I entered Hatch Hall -- where keyboard wunderkind Joey Alexander was about to play -- with a lot of questions. Can a young Indonesian boy really know the American idiom of jazz? Can any 11-year-old, without significant life experience, know the meaning of what he's playing? And could reincarnation be real; could it be that Art Tatum has come back as an 11-year-old Indonesian boy? I had seen the videos and there was no doubt that this kid was a phenomenon.
He did not disappoint. In his grey suit (minus tie) he looked like a miniature musician. He sat down on the piano bench, cranked way up, looked at the keyboard, and launched into a tune that would be a challenge for any pianist: Thelonious Monk's "Epistrophy." He not only nailed it, he did it with great stylistic flair.

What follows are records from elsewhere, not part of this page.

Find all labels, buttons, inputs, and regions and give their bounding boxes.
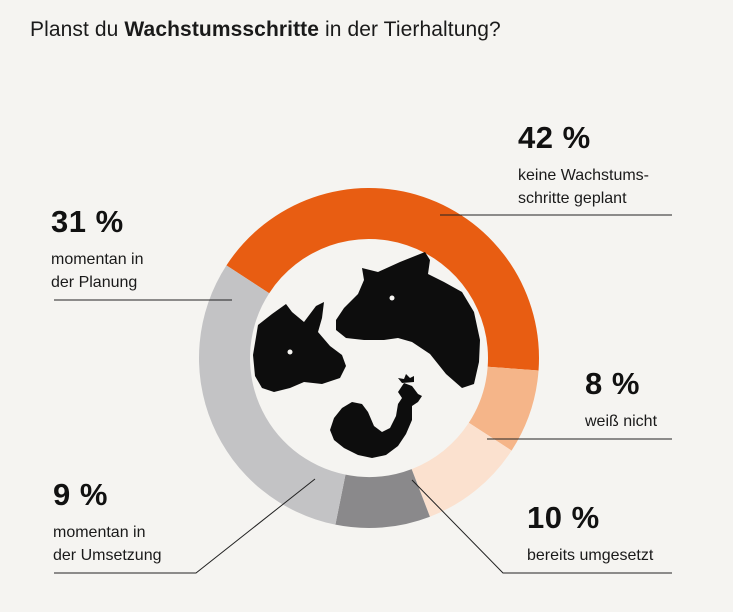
donut-slices — [198, 188, 539, 529]
label-weiss-nicht-value: 8 % — [585, 366, 640, 401]
label-keine: 42 % keine Wachstums- schritte geplant — [518, 120, 649, 210]
title-bold: Wachstumsschritte — [124, 18, 320, 41]
label-umsetzung-text: momentan in der Umsetzung — [53, 524, 162, 564]
label-bereits-value: 10 % — [527, 500, 600, 535]
label-bereits-text: bereits umgesetzt — [527, 547, 654, 564]
label-weiss-nicht-text: weiß nicht — [585, 413, 658, 430]
label-umsetzung-value: 9 % — [53, 477, 108, 512]
slice-keine — [226, 188, 539, 371]
label-keine-value: 42 % — [518, 120, 591, 155]
label-weiss-nicht: 8 % weiß nicht — [585, 366, 657, 433]
label-planung-text: momentan in der Planung — [51, 251, 144, 291]
chart-title: Planst du Wachstumsschritte in der Tierh… — [30, 18, 501, 42]
slice-weiss-nicht — [468, 366, 539, 451]
label-bereits: 10 % bereits umgesetzt — [527, 500, 653, 567]
label-keine-text: keine Wachstums- schritte geplant — [518, 167, 649, 207]
slice-bereits — [411, 422, 512, 517]
leader-line-bereits — [411, 479, 672, 574]
leader-lines — [54, 214, 672, 574]
label-planung: 31 % momentan in der Planung — [51, 204, 144, 294]
label-planung-value: 31 % — [51, 204, 124, 239]
title-suffix: in der Tierhaltung? — [319, 18, 501, 41]
chicken-icon — [330, 374, 422, 458]
slice-planung — [198, 265, 346, 525]
cow-icon — [336, 252, 480, 388]
label-umsetzung: 9 % momentan in der Umsetzung — [53, 477, 162, 567]
leader-line-umsetzung — [54, 478, 316, 574]
slice-umsetzung — [335, 469, 430, 529]
pig-icon — [253, 302, 346, 392]
title-prefix: Planst du — [30, 18, 125, 41]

Alexander spoke like the child that he is, a bit awkward in front of all of the adults. But every time he sat down to play, he was simply brilliant. Yes, there were songs like "My One and Only Love" that seemed a bit premature (unless teddy bears count) but he played them wonderfully.
What's most startling about Alexander is his frame of reference. He's not entering jazz with simple blues progressions; he's entering in the heavyweight category with Monk and John Coltrane. One of the set's stunners was his rendition of "My Favorite Things." He clearly hadn't based it on the soundtrack from "The Sound of Music." This was the Coltrane version. And his encore, a Chick Corea tune, proved he could go Latin when he wanted to.
His technique was beyond dazzling. Sometimes his left hand was keeping up a complex bass pattern while his right hand was fluttering impressionistically over the keys so fast it looked like a hummingbird's wings. His dynamics were also excellent; he knew when to be subtle and when to build to a crescendo.
Hatch Hall couldn't fit all the people who wanted to hear Alexander. The good news is he'll be playing Sunday at 4 p.m. at the Lyric Theatre at 440 East Avenue. Don't miss it.
I had something to compare Alexander's performance to because I had just come from Kilbourn Hall where pianist Benny Green and his trio played. Green is another dazzling pianist with jaw-dropping technique. He put it to work playing great tunes by Horace Silver, Cedar Walton, and others. My favorite was "He Has Gone," a beautiful ballad by Oscar Peterson.
Green and his excellent trio (bassist David Wong and drummer Rodney Green) all wore suits and played in a fairly formal manner. But Green really stretches out at the keyboard, sometimes leaning off the bench like a jazz version of Jerry Lee Lewis, and his bunched up suit somehow emphasized that wild side.
Benny Green will perform solo on Sunday, June 21, in Hatch Recital Hall. 5:45 and 7:45 p.m.
I ended the night at Christ Church with another formidable pianist, Andrew McCormack. He brought his superb trio (Peter Slavov, bass, and Colin Stranahan, drums), which was enhanced by a great saxophonist whose name I waited for until the end, but did not catch.
McCormack, a glistening pianist when he's in the upper register (which is a lot), and the saxophonist (a Coltrane disciple) played off each other nicely in a set of strong original compositions. But the band was best when it was not going full tilt. The churches' acoustics are too good and when a band really gets going, the sound, unfortunately, gets muddled.
Sunday evening I'll start with one of the festival's most popular artists. Vocalist Tessa Souter will make her fifth festival appearance at the XRIJF, but her first at Kilbourn Hall. I'm not sure what to expect from Nils Berg Cinemascope at the Lutheran Church, and that's what makes me want to go. I'll end the night with another festival favorite: the great one-man band, Raul Midon at Xerox Auditorium.